Lilien-Trainer Florian Kohfeldt war wütend auf den Schiedsrichter.

Darmstadts Negativserie Eine Frage von Qualität und Nervenstärke

Stand: 09.02.2025 09:09 Uhr

Der SV Darmstadt 98 schlingert durch die 2. Bundesliga. Doch Trainer Kohfeldt versucht dem Negativlauf mit "Souveränität" entgegenzuwirken.

Vier Spiele, drei Niederlagen, ein Punkt – und ein Trainerwechsel. Schon früh in der Hinrunde, Anfang September 2024, war der SV Darmstadt 98 am Tiefpunkt angelangt. Nichts ging mehr, die Last auf den Schultern der Spieler war riesig, der Trainer gab ihr schließlich pflichtbewusst nach. Torsten Lieberknecht ging, Florian Kohfeldt kam. Dessen Rückrundenbilanz liest sich aktuell wie folgt: vier Spiele, drei Niederlagen, ein Punkt, identisch also.

Nun steht der Darmstädter Trainer selbstverständlich nicht vor dem Rauswurf, auch freiwillig zurücktreten wird er nicht, die Parallelität der Ergebnisse aber ist auffällig. Wieder haben die südhessischen Zweitligafußballer einen miesen Start in eine Halbserie erwischt, wieder macht sich Verunsicherung breit. "Wir spielen nicht mehr so aus dem Gefühl heraus, sondern denken mehr nach", gab der Darmstädter Kapitän Clemens Riedel nach der samstäglichen 0:3-Niederlage gegen die SV Elversberg zu. Treffend analysiert.

Nervenstärke steht auf der Probe

Denn bemüht waren die Darmstädter, das war ihnen nicht abzusprechen, es fehlte jedoch vor allem an zwei wichtigen Dingen. Erstens: an Qualität (dazu gleich mehr). Zweitens: an Nervenstärke. Als die Partie nicht so lief, wie es sich die Lilien erhofft hatten, gerieten sie "in einen Negativstrudel" hinein, wie Riedel andeutete. Schon Einwurf-Entscheidungen oder simple Freistoßpfiffe trieben ihnen die Zornesröte ins Gesicht, es wurde diskutiert und gemeckert und gepöbelt, erstaunlich offensiv auch vorgetragen von Trainer Kohfeldt.
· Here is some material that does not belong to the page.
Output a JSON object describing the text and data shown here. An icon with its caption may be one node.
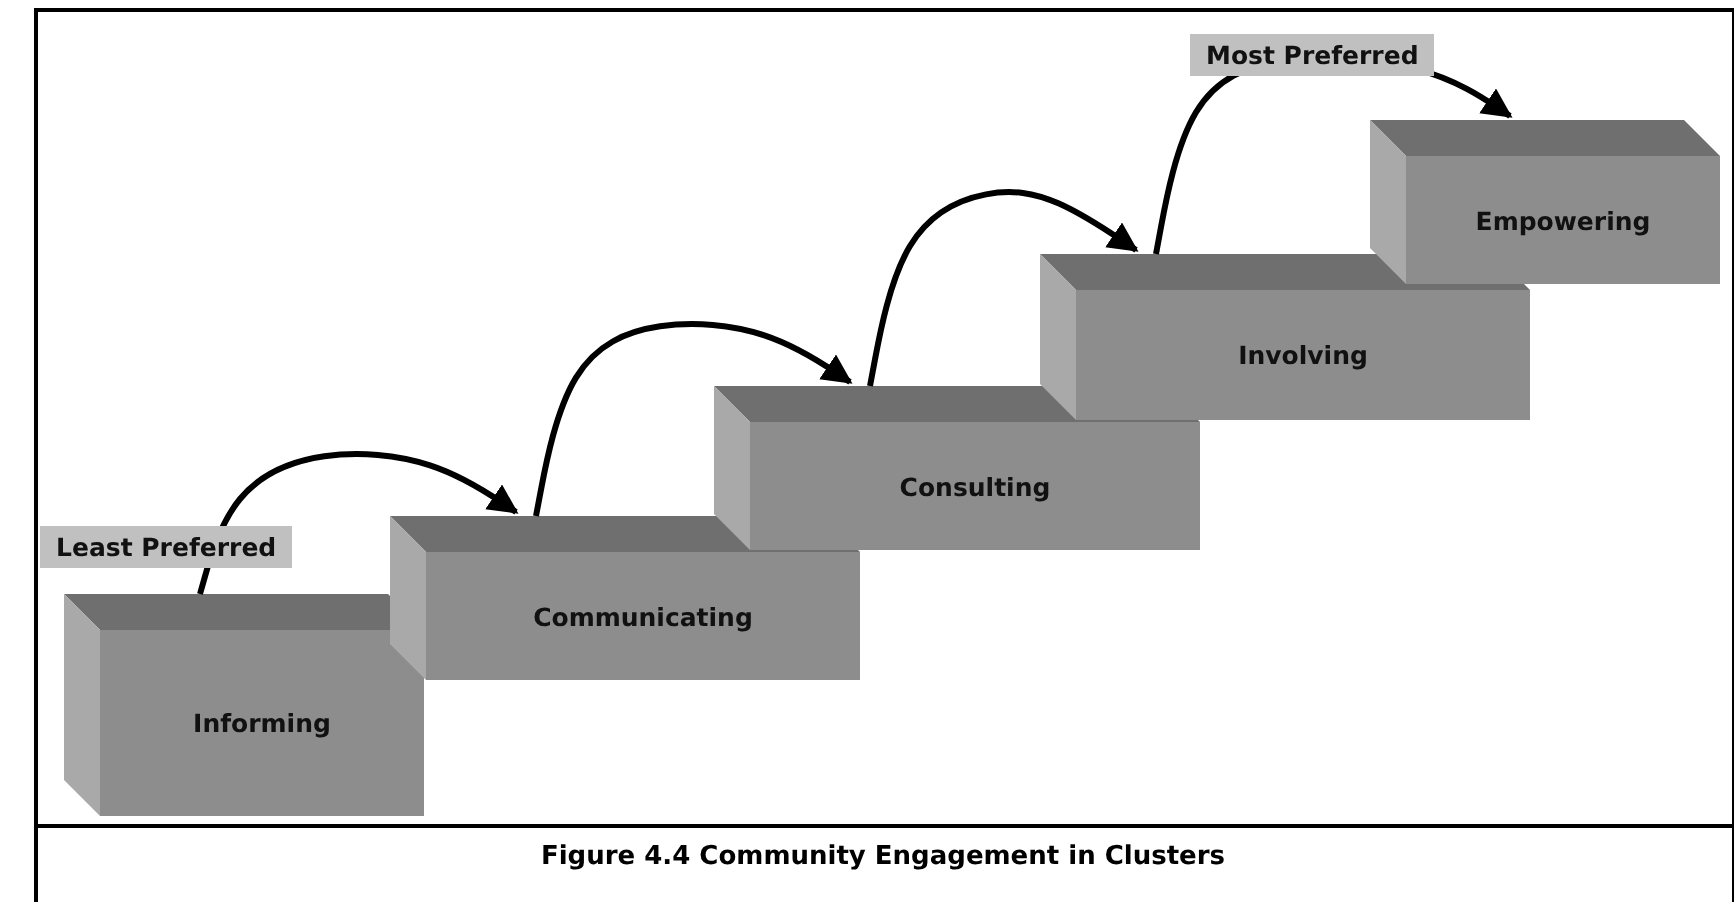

Kurzum: Der Fokus aufs Wesentliche, den eigenen Fußballvortrag, war verrutscht. Den negativen Höhepunkt setzte dabei Fabian Nürnberger, der im Wissen der Niederlage die Nerven verlor. Er trat und schlug und sah völlig zu Recht die Rote Karte. Ihm droht nun eine längere Zwangspause. Kohfeldt ging mit seinem Linksverteidiger hart ins Gericht: "Das ist das Dümmste, was ich seit langer Zeit auf dem Fußballplatz gesehen habe." Auch das, treffend analysiert.
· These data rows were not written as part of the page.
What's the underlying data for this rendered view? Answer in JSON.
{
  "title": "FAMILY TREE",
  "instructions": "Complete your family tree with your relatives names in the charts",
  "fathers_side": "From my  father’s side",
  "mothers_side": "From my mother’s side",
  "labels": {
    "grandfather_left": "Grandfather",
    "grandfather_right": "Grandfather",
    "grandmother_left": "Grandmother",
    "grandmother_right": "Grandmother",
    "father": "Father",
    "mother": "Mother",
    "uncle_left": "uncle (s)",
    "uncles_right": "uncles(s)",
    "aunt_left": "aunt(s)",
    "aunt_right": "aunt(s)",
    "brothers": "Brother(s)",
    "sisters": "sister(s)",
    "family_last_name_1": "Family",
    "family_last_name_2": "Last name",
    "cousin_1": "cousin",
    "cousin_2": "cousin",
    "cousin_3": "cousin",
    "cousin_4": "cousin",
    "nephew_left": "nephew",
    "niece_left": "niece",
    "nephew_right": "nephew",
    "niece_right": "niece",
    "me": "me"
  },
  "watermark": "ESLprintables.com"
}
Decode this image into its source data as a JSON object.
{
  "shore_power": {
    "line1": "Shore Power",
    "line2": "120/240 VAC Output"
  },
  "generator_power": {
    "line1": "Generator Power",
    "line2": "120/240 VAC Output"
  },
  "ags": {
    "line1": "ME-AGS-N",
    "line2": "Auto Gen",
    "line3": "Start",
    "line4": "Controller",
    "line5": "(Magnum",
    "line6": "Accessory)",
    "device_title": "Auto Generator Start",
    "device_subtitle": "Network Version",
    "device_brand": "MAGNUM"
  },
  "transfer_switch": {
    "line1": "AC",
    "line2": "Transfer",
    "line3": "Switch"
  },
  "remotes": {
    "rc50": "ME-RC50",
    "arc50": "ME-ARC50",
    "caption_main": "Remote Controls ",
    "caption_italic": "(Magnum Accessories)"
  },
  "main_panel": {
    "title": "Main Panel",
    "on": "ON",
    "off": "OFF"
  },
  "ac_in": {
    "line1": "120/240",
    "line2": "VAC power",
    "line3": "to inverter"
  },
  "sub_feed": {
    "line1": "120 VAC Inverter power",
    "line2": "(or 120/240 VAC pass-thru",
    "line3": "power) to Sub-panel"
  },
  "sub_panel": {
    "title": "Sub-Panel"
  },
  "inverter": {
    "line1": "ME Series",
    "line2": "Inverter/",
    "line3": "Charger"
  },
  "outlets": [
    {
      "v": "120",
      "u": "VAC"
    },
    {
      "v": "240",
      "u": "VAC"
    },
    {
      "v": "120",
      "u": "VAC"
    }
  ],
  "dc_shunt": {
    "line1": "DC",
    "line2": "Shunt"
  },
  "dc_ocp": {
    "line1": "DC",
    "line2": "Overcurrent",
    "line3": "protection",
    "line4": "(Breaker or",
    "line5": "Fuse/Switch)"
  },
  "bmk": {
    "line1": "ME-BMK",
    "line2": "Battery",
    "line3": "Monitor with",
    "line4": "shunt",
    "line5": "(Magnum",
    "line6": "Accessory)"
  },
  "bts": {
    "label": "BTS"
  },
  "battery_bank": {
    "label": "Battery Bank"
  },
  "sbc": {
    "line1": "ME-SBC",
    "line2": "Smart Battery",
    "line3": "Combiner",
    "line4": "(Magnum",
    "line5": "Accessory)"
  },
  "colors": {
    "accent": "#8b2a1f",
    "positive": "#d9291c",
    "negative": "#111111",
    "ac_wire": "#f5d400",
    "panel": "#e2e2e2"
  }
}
Kohfeldt stärkt seine Mannschaft

Mit dem gesamten Team war Kohfeldt dagegen gnädiger. Er habe trotz des 0:3 eine Mannschaft gesehen, "die alles probiert hat, der aber nicht alles gelungen ist". Entsprechend sprach er seinen Spielern direkt nach dem fünften Sieglos-Spiel in Serie Mut zu. "Ich glaube an die Mannschaft", begründete der Coach seine Zuversicht und führte aus: "Dass solch eine Delle kommt, war vollkommen klar. Und wenn du drin bist, musst du Klarheit und Souveränität ausstrahlen."

Es läuft wahrlich nicht bei den Lilien, der letzte Sieg liegt bald zwei Monate zurück, datiert am 14. Dezember gegen Kaiserslautern. Die Mannschaft ist in der Tabelle auf Rang zwölf abgerutscht, am Sonntag-Nachmittag könnte sie sogar Dreizehnter sein. Der Vorsprung auf die Abstiegszone aber beträgt immerhin acht Punkte. Das schlechteste Rückrundenteam aber will wohl niemand in Darmstadt sein.
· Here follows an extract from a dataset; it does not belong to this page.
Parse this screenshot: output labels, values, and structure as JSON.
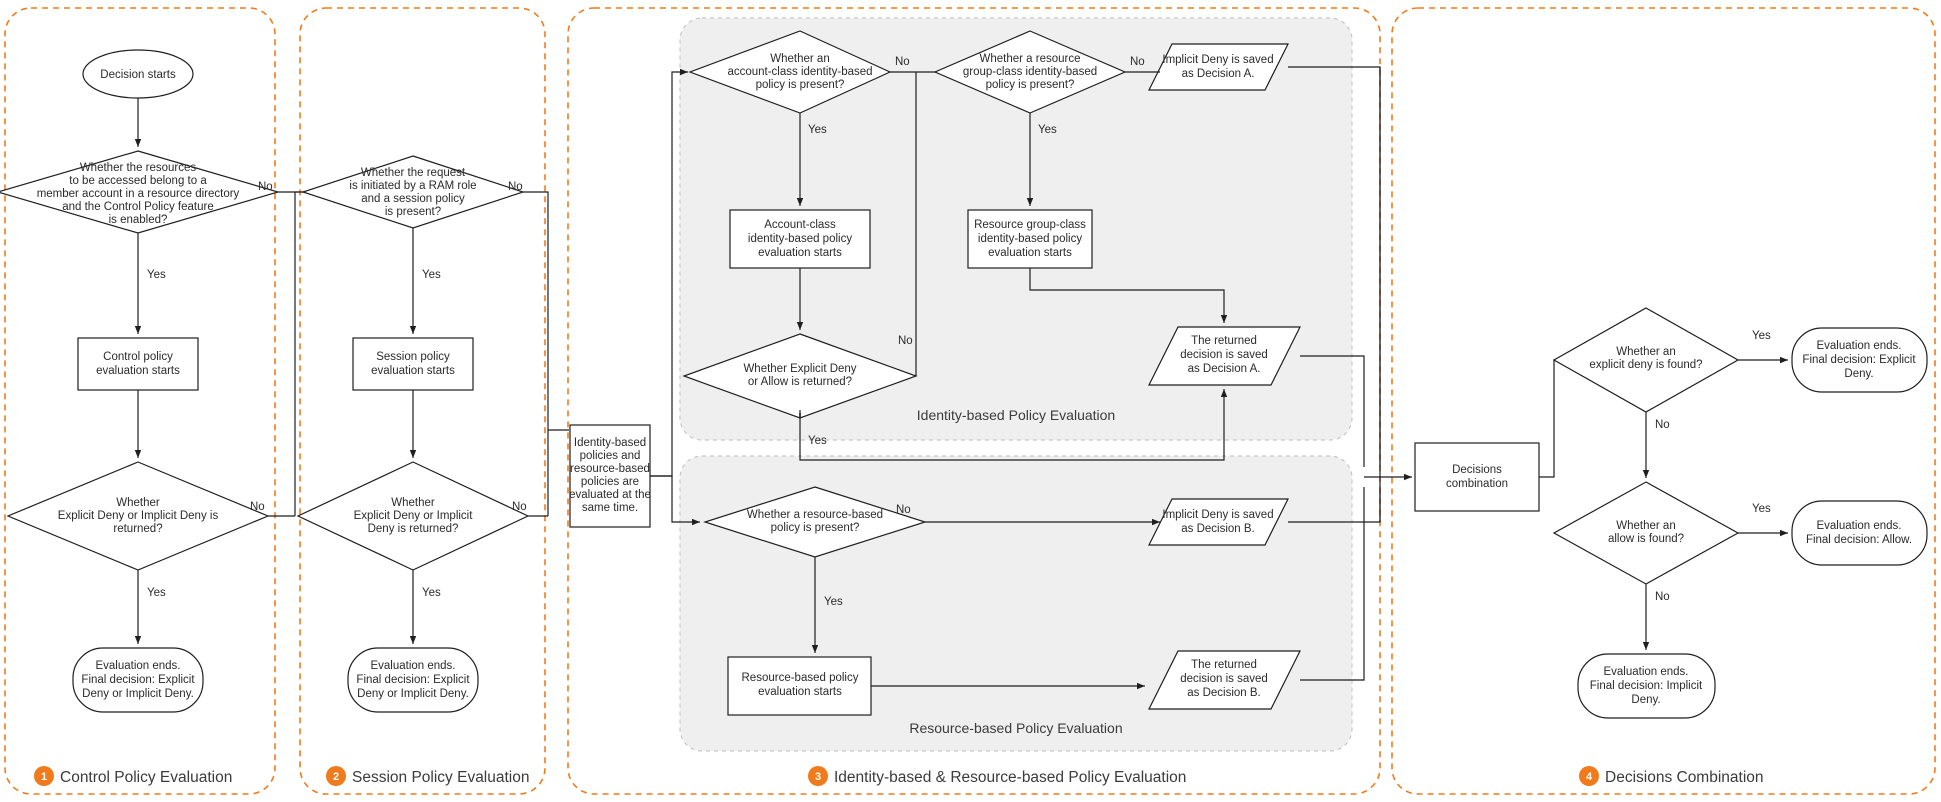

Auch die lange Zeit so famose Bilanz von Coach Kohfeldt erhält aktuell Schrammen. In 17 Zweiligaspielen als Lilien-Trainer hat er 24 Punkte eingesammelt. In der imaginären Tabelle einer halben Saison wäre er damit auf Rang zehn gelandet. Mehr Mittelmaß geht kaum. "Jetzt verstehen alle, was wir mit einer stabilen Entwicklungssaison gemeint haben", sagte Kohfeldt.

Viele Verletzte mindern die Qualität

Zur Wahrheit gehört: Viel hat der derzeitige Abschwung auch mit der personellen Situation zu tun, was auf den Aspekt der fehlenden Qualität einzielt. Gegen Elversberg fielen gleich neun Spieler aus, viele davon potenzielle Stammkräfte. So verteidigte etwa mit Marco Thiede rechts hinten der dritte Mann in der Hierarchie, im Mittelfeld gab der sonstige Kurzzeitspieler Merveille Papela sein Startelf-Debüt, vorne lief mit Fynn Lakenmacher und Oscar Vilhelmsson die zweite Garde auf.

Sergio Lopez hatte sich einen Tag vor dem Elversberg-Spiel mit Rückenschmerzen abgemeldet, Fraser Hornby wenigen Minuten vor dem Anpfiff ebenfalls mit körperlichen Problemen. "Wir haben in letzter Zeit schon verschiedenste Dinge verkraften müssen", haderte Kohfeldt.

Immerhin: Torjäger Isac Lidberg feierte ein unauffälliges 30-Minuten-Comeback, wird kommende Woche gegen Braunschweig bestimmt wieder ein Startelf-Kandidat sein. Auch einzelne, andere Profis könnten bis dahin zurückkehren. "Wir werden an Stabilität gewinnen", ist Kohfeldt zuversichtlich. Ob auch diese Analyse zutrifft, wird freilich noch zu beweisen sein.